1 cup red quinoa, rinsed
1 cup water
1 pint grape tomatoes, diced
1/2 medium red onion, finely diced
1/2 seedless cucumber, finely diced
1/2 red pepper, finely diced
1 bunch fresh parsley, finely chopped
1/2 bunch fresh mint, finely chopped or 2 tablespoons dried mint
juice of one lemon (about 1/4 cup)
1/4 cup extra virgin olive oil
1 1/4 teaspoon fine sea salt
1/2 teaspoon freshly ground black pepper
1/4 teaspoon ground cumin

In a medium saucepan, combine the rinsed quinoa and the water and bring to a boil. Reduce to simmer for about 15 minutes. Set aside to cool while you chop your vegetables.

Combine the vegetables and the quinoa in a large bowl.

In a measuring cup or small bowl, whisk together the lemon juice, olive oil, salt, pepper and cumin. Pour the dressing over the salad and toss to coat. Refrigerate for at least one hour before serving.

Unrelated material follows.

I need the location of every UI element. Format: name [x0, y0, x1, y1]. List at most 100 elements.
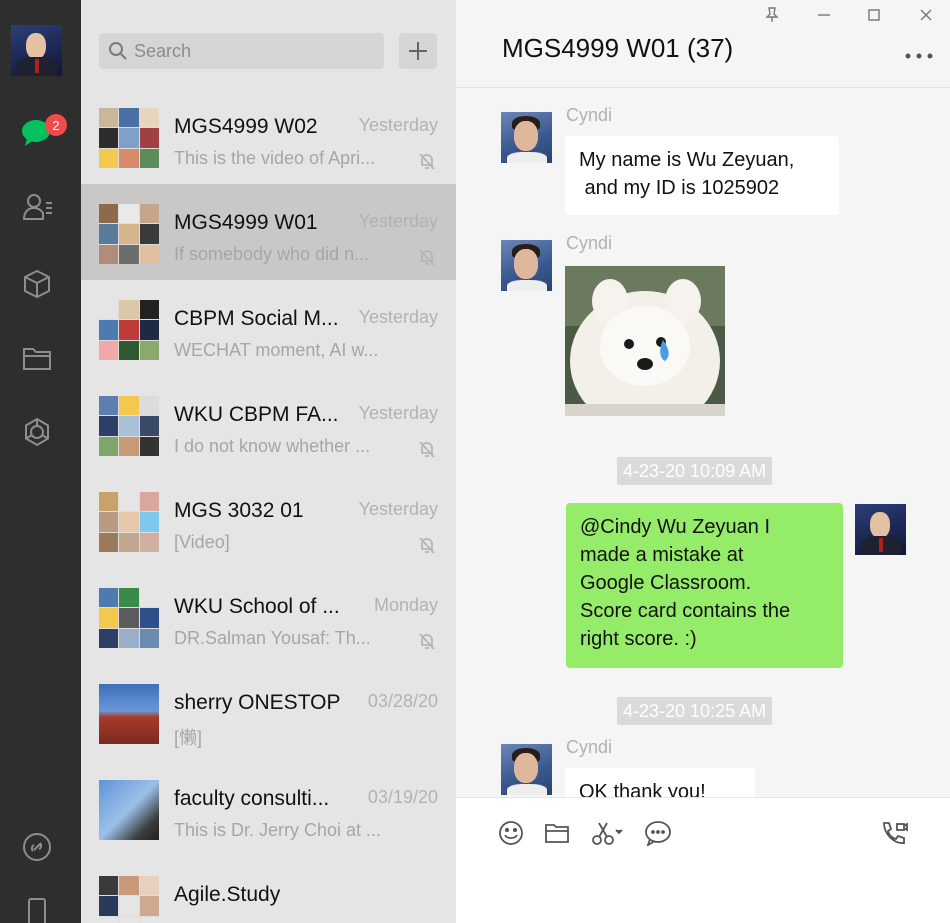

This Red Quinoa Tabbouleh may be the most delicious tabbouleh recipe I've made! It packs up perfectly for lunch or makes a great side-dish! | @tasteLUVnourish

    Notes:

  • I love red quinoa because it is a bit nuttier and a bit less bitter than white. No matter which quinoa you use, always give it a rinse before using. Rinsing removes saponins that give it that bitter flavor. Once you rinse, you’ll never taste it.
  • I rarely ever use dried herbs. I just prefer fresh because I love the brightness they bring. That said…my family prefers dried mint in this recipe. I think the flavor of the dried mint is a bit milder. Personally, I love the fresh mint best!
  • This salad is so versatile. Use whatever you’ve got in the fridge or in your garden. Just chop finely by hand. It’s a labor of love…but worth it. You’re able to control the dice by hand and you eliminate the chance you’ll end up with a bowl of mush if you use a processor.
  • Serve this as a side dish or pack it up for a great lunch.